Valentines Day at the Moonlight Cinemas: AKA A Mistake

I love PT

(The image shows a badly drawn love heart with ‘I heart PT’ written inside’)

I once thought that it would be Fun to see Casablanca at the Moonlight Cinemas in the Botanical Gardens on Valentines Day, with a group of couples. When I was single.

The evening was actually less fun than it sounds…

To begin with the people I’d chosen to go with were less than ideal. Firstly, there was my sister and her boyfriend Daniel. They got along very well on this occasion although she dumped him a month later because he was a massively bigoted tool. For example, while glaring pointedly at two men sitting in front of us who were holding hands, Daniel explained to me that the Roman Empire fell because of their acceptance of homosexuality. I remarked that it was more likely that one of the bats flying over the Botanical Gardens was actually batman. Daniel then went into a half hour rant about how batman could be made to be more bat-like and less like a person dressed unconvincingly as a bat.

The newest couple in the group, Robin and Miles had only been going out for a week. Their relationship was based entirely on nerves. They were incapable of having a conversation if they were touching each other. Robin could talk to you if Miles was more than two meters away. But as soon as they so much as held hands all conversation would dry up and they would simply smile and stare straight ahead. Twitching occasionally.

Then there was my friend Tanya and her boyfriend Glen who continuously humped each others legs throughout the entire evening. At least they were able to chat to others at the same time.

Of course, I was not the only single person in the park. There were many groups of single girls. They were in high spirits at the start of the evening. Opening their picnic baskets and champagne, they had a devil-may-care attitude that screamed to the world, ‘We’re single on Valentines Day. And we’re having a great time! Pass me the Camembert!’ Half way through the film however they started to see the injustice of the film. ‘She had two men! Two!’ Faces curdled and you could see the devil-may-care attitude slip into mild depression (some people actually sobbed quietly and not at the sad bits). By the time Bogart was reminiscing about Paris I could hear dozens of singles muttering, ‘Why couldn’t we have gone to Ferris Buelers Day Off?’ and flicking Brie at anyone who looked like they might be in love.

There were many people there who looked like they might be in love. The Moonlight Cinema is a popular romantic choice for couples at any time, let alone on Valentines Day. It was a lawn covered with cuddling and I was struggling.

Generally, I like to see myself as an internally self-sufficient person. I don’t need to evaluate my happiness by externally imposed expectations and material standards. However, I must admit that I began to feel increasingly jealous of some of the people at the Gardens who were obviously in a better position than me.

Of course, I’m not talking about having a boyfriend. I’m referring to the fact that I was starving, uncomfortable, and freezing to death.
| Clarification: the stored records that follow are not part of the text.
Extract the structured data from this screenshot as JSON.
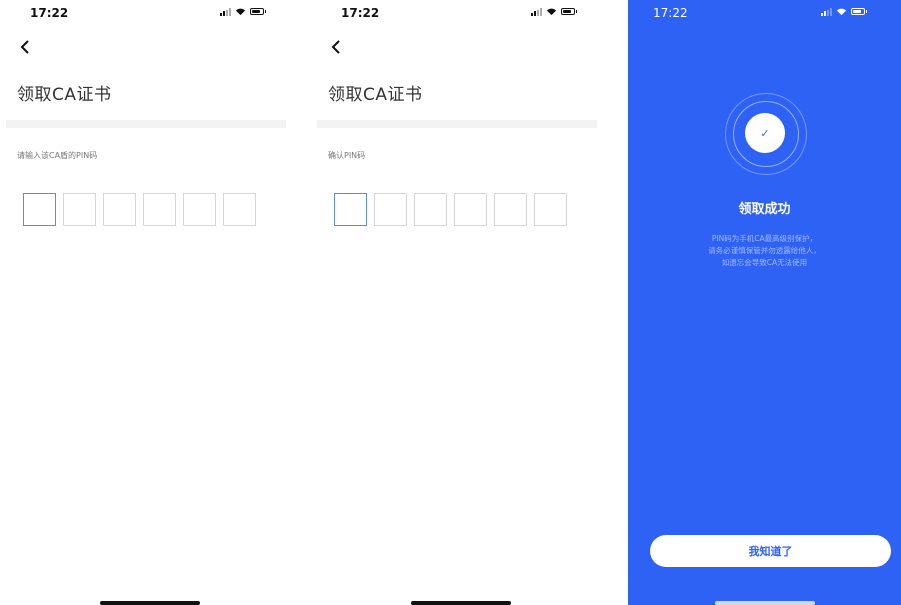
{
  "status": {
    "time": "17:22"
  },
  "header": {
    "title": "领取CA证书"
  },
  "screen1": {
    "label": "请输入该CA盾的PIN码"
  },
  "screen2": {
    "label": "确认PIN码"
  },
  "pin_count": 6,
  "success": {
    "title": "领取成功",
    "desc_lines": [
      "PIN码为手机CA最高级别保护，",
      "请务必谨慎保管并勿透露给他人，",
      "如遗忘会导致CA无法使用"
    ],
    "button_label": "我知道了"
  },
  "colors": {
    "primary": "#2e62f5",
    "active_pin_border": "#5b8de3"
  },
  "icons": [
    "signal-icon",
    "wifi-icon",
    "battery-icon",
    "back-arrow-icon",
    "checkmark-icon"
  ]
}
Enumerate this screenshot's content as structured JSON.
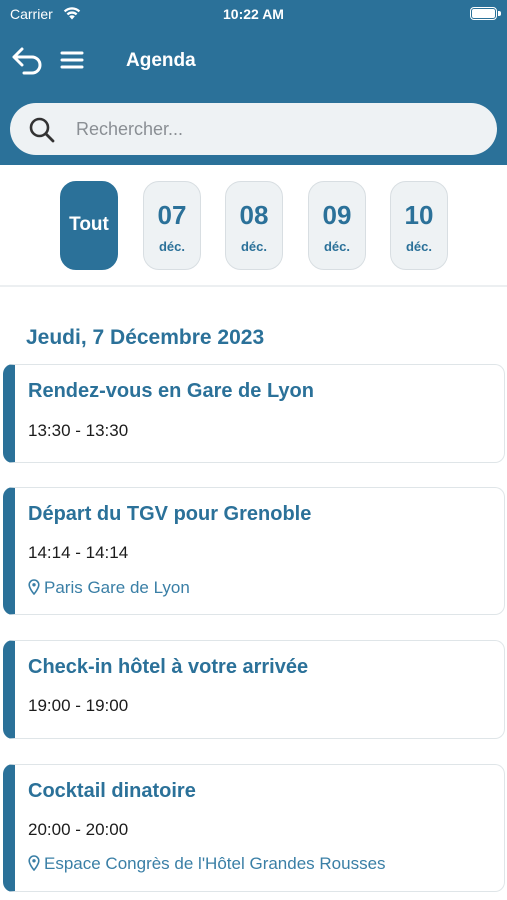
{
  "status_bar": {
    "carrier": "Carrier",
    "time": "10:22 AM"
  },
  "header": {
    "title": "Agenda"
  },
  "search": {
    "placeholder": "Rechercher..."
  },
  "date_filter": {
    "all_label": "Tout",
    "dates": [
      {
        "day": "07",
        "month": "déc."
      },
      {
        "day": "08",
        "month": "déc."
      },
      {
        "day": "09",
        "month": "déc."
      },
      {
        "day": "10",
        "month": "déc."
      }
    ]
  },
  "agenda": {
    "day_heading": "Jeudi, 7 Décembre 2023",
    "events": [
      {
        "title": "Rendez-vous en Gare de Lyon",
        "time": "13:30 - 13:30",
        "location": ""
      },
      {
        "title": "Départ du TGV pour Grenoble",
        "time": "14:14 - 14:14",
        "location": "Paris Gare de Lyon"
      },
      {
        "title": "Check-in hôtel à votre arrivée",
        "time": "19:00 - 19:00",
        "location": ""
      },
      {
        "title": "Cocktail dinatoire",
        "time": "20:00 - 20:00",
        "location": "Espace Congrès de l'Hôtel Grandes Rousses"
      }
    ]
  },
  "colors": {
    "primary": "#2b7199",
    "chip_bg": "#eef2f4",
    "location_text": "#3a7fa6"
  },
  "icons": {
    "back": "undo-arrow-icon",
    "menu": "hamburger-menu-icon",
    "search": "magnifier-icon",
    "location": "map-pin-icon"
  }
}
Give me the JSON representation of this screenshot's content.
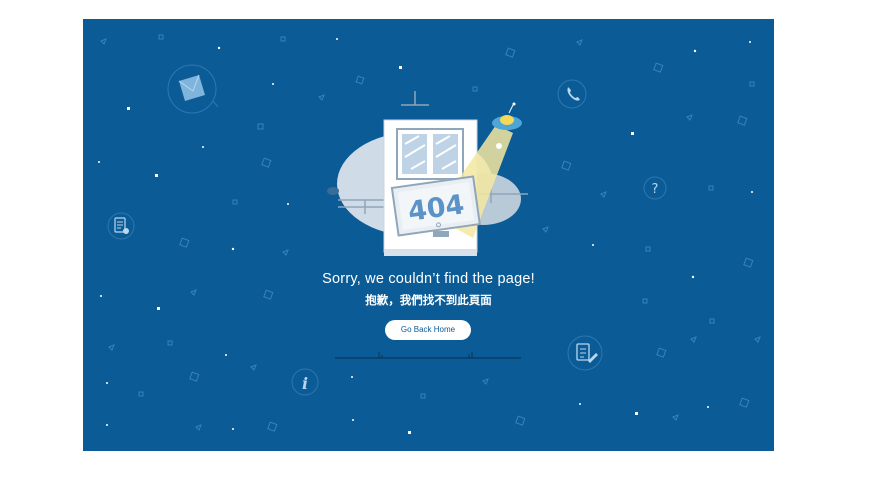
{
  "error_page": {
    "code": "404",
    "heading": "Sorry, we couldn’t find the page!",
    "subheading": "抱歉，我們找不到此頁面",
    "home_button_label": "Go Back Home"
  },
  "colors": {
    "background": "#0b5b96",
    "white": "#ffffff"
  },
  "icons": [
    "envelope-icon",
    "phone-icon",
    "question-icon",
    "document-icon",
    "info-icon",
    "pencil-note-icon",
    "ufo-icon"
  ]
}
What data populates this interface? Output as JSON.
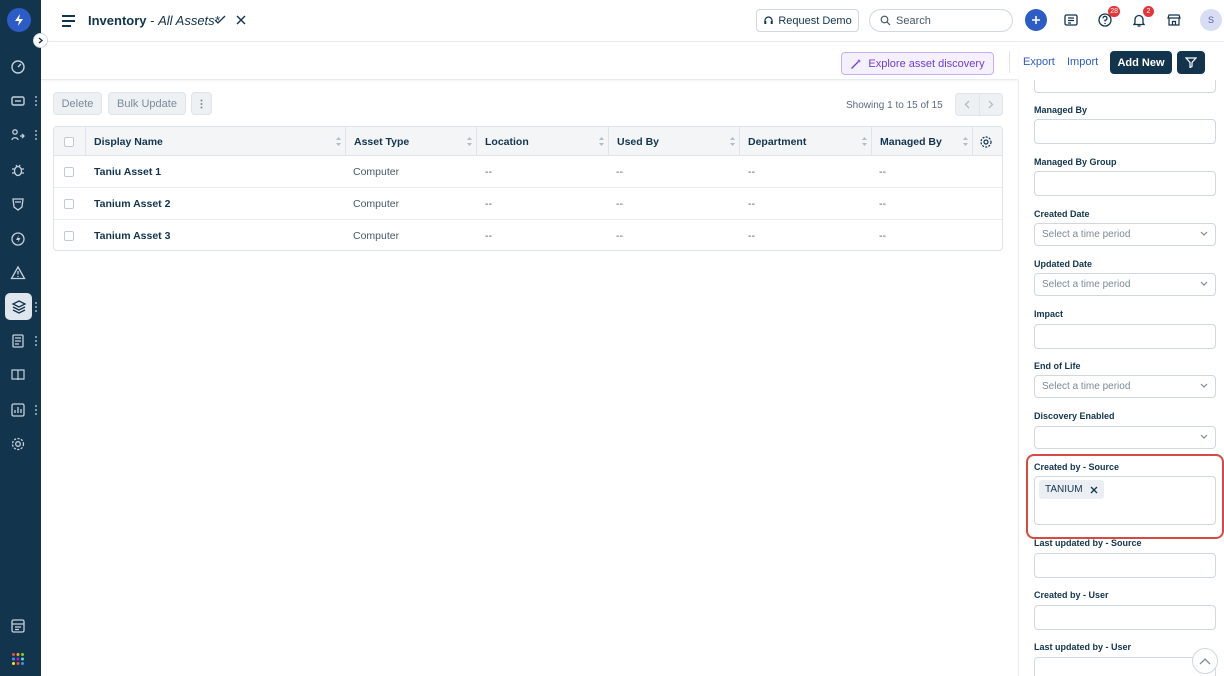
{
  "header": {
    "title": "Inventory",
    "separator": " - ",
    "view": "All Assets*",
    "request_demo": "Request Demo",
    "search_placeholder": "Search",
    "help_badge": "28",
    "notif_badge": "2",
    "avatar_initial": "S"
  },
  "toolbar": {
    "explore": "Explore asset discovery",
    "export": "Export",
    "import": "Import",
    "add_new": "Add New"
  },
  "list": {
    "delete": "Delete",
    "bulk_update": "Bulk Update",
    "showing": "Showing 1 to 15 of 15"
  },
  "table": {
    "columns": [
      "Display Name",
      "Asset Type",
      "Location",
      "Used By",
      "Department",
      "Managed By"
    ],
    "rows": [
      [
        "Taniu Asset 1",
        "Computer",
        "--",
        "--",
        "--",
        "--"
      ],
      [
        "Tanium Asset 2",
        "Computer",
        "--",
        "--",
        "--",
        "--"
      ],
      [
        "Tanium Asset 3",
        "Computer",
        "--",
        "--",
        "--",
        "--"
      ]
    ]
  },
  "filters": {
    "managed_by": "Managed By",
    "managed_by_group": "Managed By Group",
    "created_date": "Created Date",
    "updated_date": "Updated Date",
    "impact": "Impact",
    "end_of_life": "End of Life",
    "discovery_enabled": "Discovery Enabled",
    "created_by_source": "Created by - Source",
    "created_by_source_tag": "TANIUM",
    "last_updated_by_source": "Last updated by - Source",
    "created_by_user": "Created by - User",
    "last_updated_by_user": "Last updated by - User",
    "time_placeholder": "Select a time period"
  },
  "colors": {
    "rail": "#12344d",
    "primary": "#2c5cc5",
    "highlight": "#d64a43",
    "explore": "#6f3ed6"
  }
}
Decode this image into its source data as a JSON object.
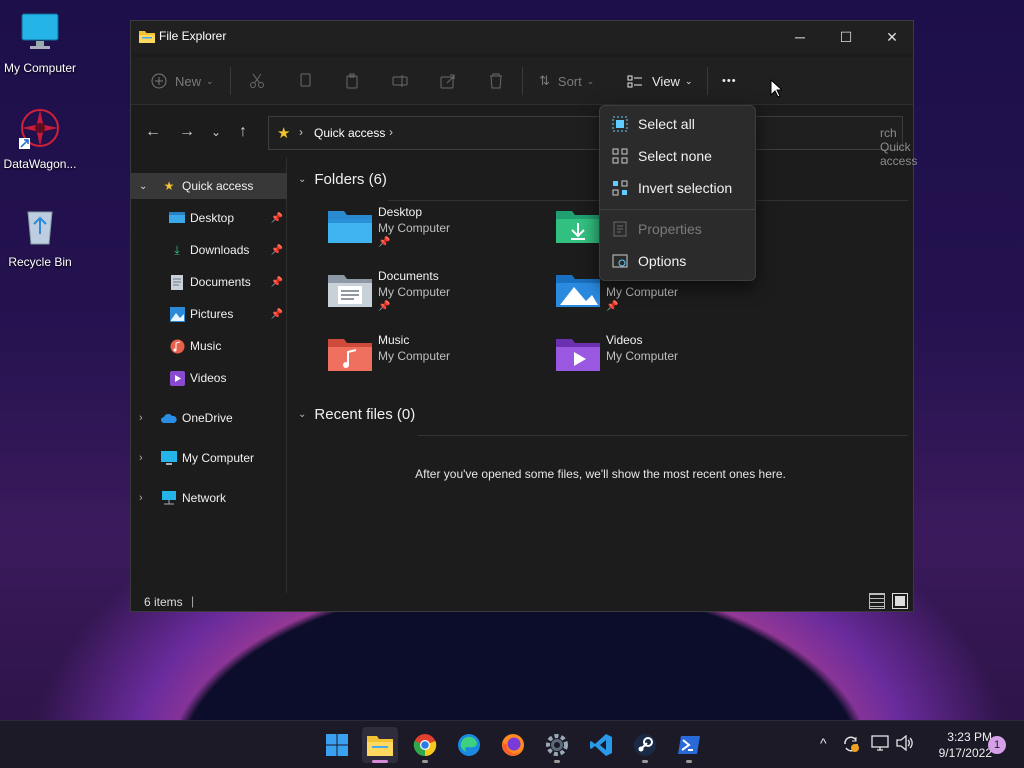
{
  "desktop": {
    "icons": [
      {
        "label": "My Computer"
      },
      {
        "label": "DataWagon..."
      },
      {
        "label": "Recycle Bin"
      }
    ]
  },
  "window": {
    "title": "File Explorer",
    "controls": {
      "minimize": "─",
      "maximize": "☐",
      "close": "✕"
    }
  },
  "toolbar": {
    "new_label": "New",
    "sort_label": "Sort",
    "view_label": "View",
    "more_label": "•••"
  },
  "address": {
    "crumb": "Quick access",
    "search_placeholder": "Search Quick access",
    "search_visible_text": "rch Quick access"
  },
  "sidebar": {
    "items": [
      {
        "label": "Quick access",
        "icon": "star-icon"
      },
      {
        "label": "Desktop",
        "icon": "desktop-folder-icon"
      },
      {
        "label": "Downloads",
        "icon": "download-icon"
      },
      {
        "label": "Documents",
        "icon": "documents-icon"
      },
      {
        "label": "Pictures",
        "icon": "pictures-icon"
      },
      {
        "label": "Music",
        "icon": "music-icon"
      },
      {
        "label": "Videos",
        "icon": "videos-icon"
      },
      {
        "label": "OneDrive",
        "icon": "onedrive-icon"
      },
      {
        "label": "My Computer",
        "icon": "computer-icon"
      },
      {
        "label": "Network",
        "icon": "network-icon"
      }
    ]
  },
  "main": {
    "folders_header": "Folders (6)",
    "recent_header": "Recent files (0)",
    "recent_empty": "After you've opened some files, we'll show the most recent ones here.",
    "folders": [
      {
        "name": "Desktop",
        "location": "My Computer"
      },
      {
        "name": "",
        "location": ""
      },
      {
        "name": "Documents",
        "location": "My Computer"
      },
      {
        "name": "",
        "location": "My Computer"
      },
      {
        "name": "Music",
        "location": "My Computer"
      },
      {
        "name": "Videos",
        "location": "My Computer"
      }
    ]
  },
  "status": {
    "items": "6 items"
  },
  "menu": {
    "items": [
      {
        "label": "Select all"
      },
      {
        "label": "Select none"
      },
      {
        "label": "Invert selection"
      },
      {
        "label": "Properties"
      },
      {
        "label": "Options"
      }
    ]
  },
  "taskbar": {
    "apps": [
      "windows-start",
      "file-explorer",
      "chrome",
      "edge",
      "firefox",
      "settings",
      "vscode",
      "steam",
      "powershell"
    ],
    "clock_time": "3:23 PM",
    "clock_date": "9/17/2022",
    "notification_count": "1",
    "tray_chevron": "^"
  },
  "colors": {
    "accent": "#60cdff",
    "folder_yellow": "#f3c233"
  }
}
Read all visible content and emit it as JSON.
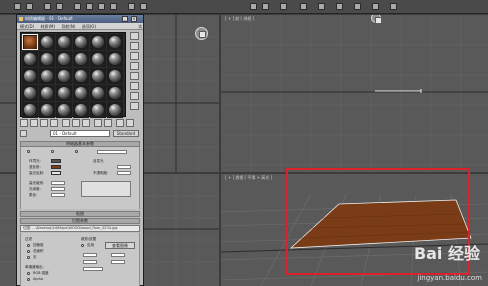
{
  "app": {
    "toolbar_icons": [
      "undo-icon",
      "redo-icon",
      "link-icon",
      "unlink-icon",
      "select-icon",
      "move-icon",
      "rotate-icon",
      "scale-icon",
      "snap-icon",
      "angle-snap-icon",
      "mirror-icon",
      "align-icon",
      "layers-icon",
      "curve-editor-icon",
      "schematic-icon",
      "material-editor-icon",
      "render-setup-icon",
      "render-frame-icon",
      "render-icon"
    ]
  },
  "viewports": {
    "front_label": "[ + ] 前 [ 线框 ]",
    "perspective_label": "[ + ] 透视 [ 平滑 + 高光 ]"
  },
  "material_editor": {
    "title": "材质编辑器 - 01 - Default",
    "menu": [
      "模式(D)",
      "材质(M)",
      "导航(N)",
      "选项(O)",
      "实用程序(U)"
    ],
    "name_label": "01 - Default",
    "type_button": "Standard",
    "rollouts": {
      "basic": "明暗器基本参数",
      "maps": "贴图",
      "bitmap_params": "位图参数"
    },
    "labels": {
      "ambient": "环境光:",
      "diffuse": "漫反射:",
      "specular": "高光反射:",
      "self_illum": "自发光",
      "opacity": "不透明度:",
      "spec_level": "高光级别:",
      "glossiness": "光泽度:",
      "soften": "柔化:",
      "cropping": "裁剪/放置",
      "filtering": "过滤",
      "pyramidal": "四棱锥",
      "summed_area": "总面积",
      "none": "无",
      "mono_output": "单通道输出:",
      "rgb_intensity": "RGB 强度",
      "alpha": "Alpha",
      "apply": "应用",
      "view_image": "查看图像"
    },
    "bitmap_path": "位图: ...\\Desktop\\2d\\Maps\\WOOD\\wood_floor_0234.jpg"
  },
  "watermark": {
    "logo": "Bai 经验",
    "url": "jingyan.baidu.com"
  },
  "colors": {
    "highlight": "#d9222a",
    "wood": "#7a3b17",
    "viewport_bg": "#595959"
  }
}
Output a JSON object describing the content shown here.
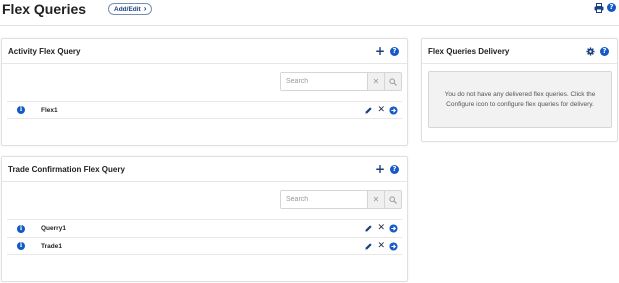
{
  "page": {
    "title": "Flex Queries"
  },
  "header": {
    "add_edit_label": "Add/Edit",
    "print_icon": "print-icon",
    "help_icon": "help-icon",
    "help_glyph": "?"
  },
  "activity_panel": {
    "title": "Activity Flex Query",
    "search": {
      "placeholder": "Search",
      "value": ""
    },
    "rows": [
      {
        "name": "Flex1"
      }
    ]
  },
  "trade_panel": {
    "title": "Trade Confirmation Flex Query",
    "search": {
      "placeholder": "Search",
      "value": ""
    },
    "rows": [
      {
        "name": "Querry1"
      },
      {
        "name": "Trade1"
      }
    ]
  },
  "delivery_panel": {
    "title": "Flex Queries Delivery",
    "message": "You do not have any delivered flex queries. Click the Configure icon to configure flex queries for delivery."
  },
  "glyphs": {
    "plus": "+",
    "info": "i",
    "delete": "✕",
    "clear": "✕",
    "chevron": "›"
  },
  "colors": {
    "accent": "#1559c7",
    "text": "#222222",
    "border": "#e0e0e0"
  }
}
I mean it sounds nice, doesn’t it? Sitting in the park on a summer evening watching films and enjoying a picnic. In reality, the ground is extremely hard when you sit on it for three hours. It was also cold. When I left the house at 7:00pm it was a balmy 25 degrees. But by the time the film started at 9pm there was an unrefreshingly cool breeze. As it began to get properly dark I started to shiver and noticed more experienced Moonlight cinema goers had brought sleeping bags, doonas and a pillow. Sure, some of the single ones still looked like they wanted die, but at least they were suicidal within a warm, cocoon. In my group, we only had one blanket, which had been claimed by Tanya and Glen. They were using it as an ineffectual veil over their dry rooting.

Even worse, everyone else in the gardens had brought better provisions than we had. Not being very organised we managed to scrape together a tub of hummus, some semi sun-dried tomatoes and a packet of Captains Table watercrackers. Between seven. Meanwhile all around people with more boy scouting ethos had brought champagne, strawberries, cheese platters, chocolate cake and so on. One lucky couple had a lobster.

After awhile I started to feel aggrieved with these people who were touting their comfort, food and boyfriends in front of me. Everyone was showing off what they’d brought with the result that almost everyone ended up wanting something on someone else’s picnic blanket. Some people were crying because they didn’t have a boyfriend. Others cracked it because the dip ran out. I couldn’t wait to go home on my own and be able to compare myself to myself and realise I pretty fabulous after all.

When the film finally ended everyone filed out of the gardens towards St Kilda Road. Tanya chose this moment to confide loudly to us all, ‘Glen and I really need to spend more time together as a couple. You know, just to be together. Just to really love each other.’

A girl walking ahead of us turned around and said loudly but calmly to Tanya, ‘Do you mind? There are single people present.’ Then she turned and strode out of the park.

Several of us could not contain our applause.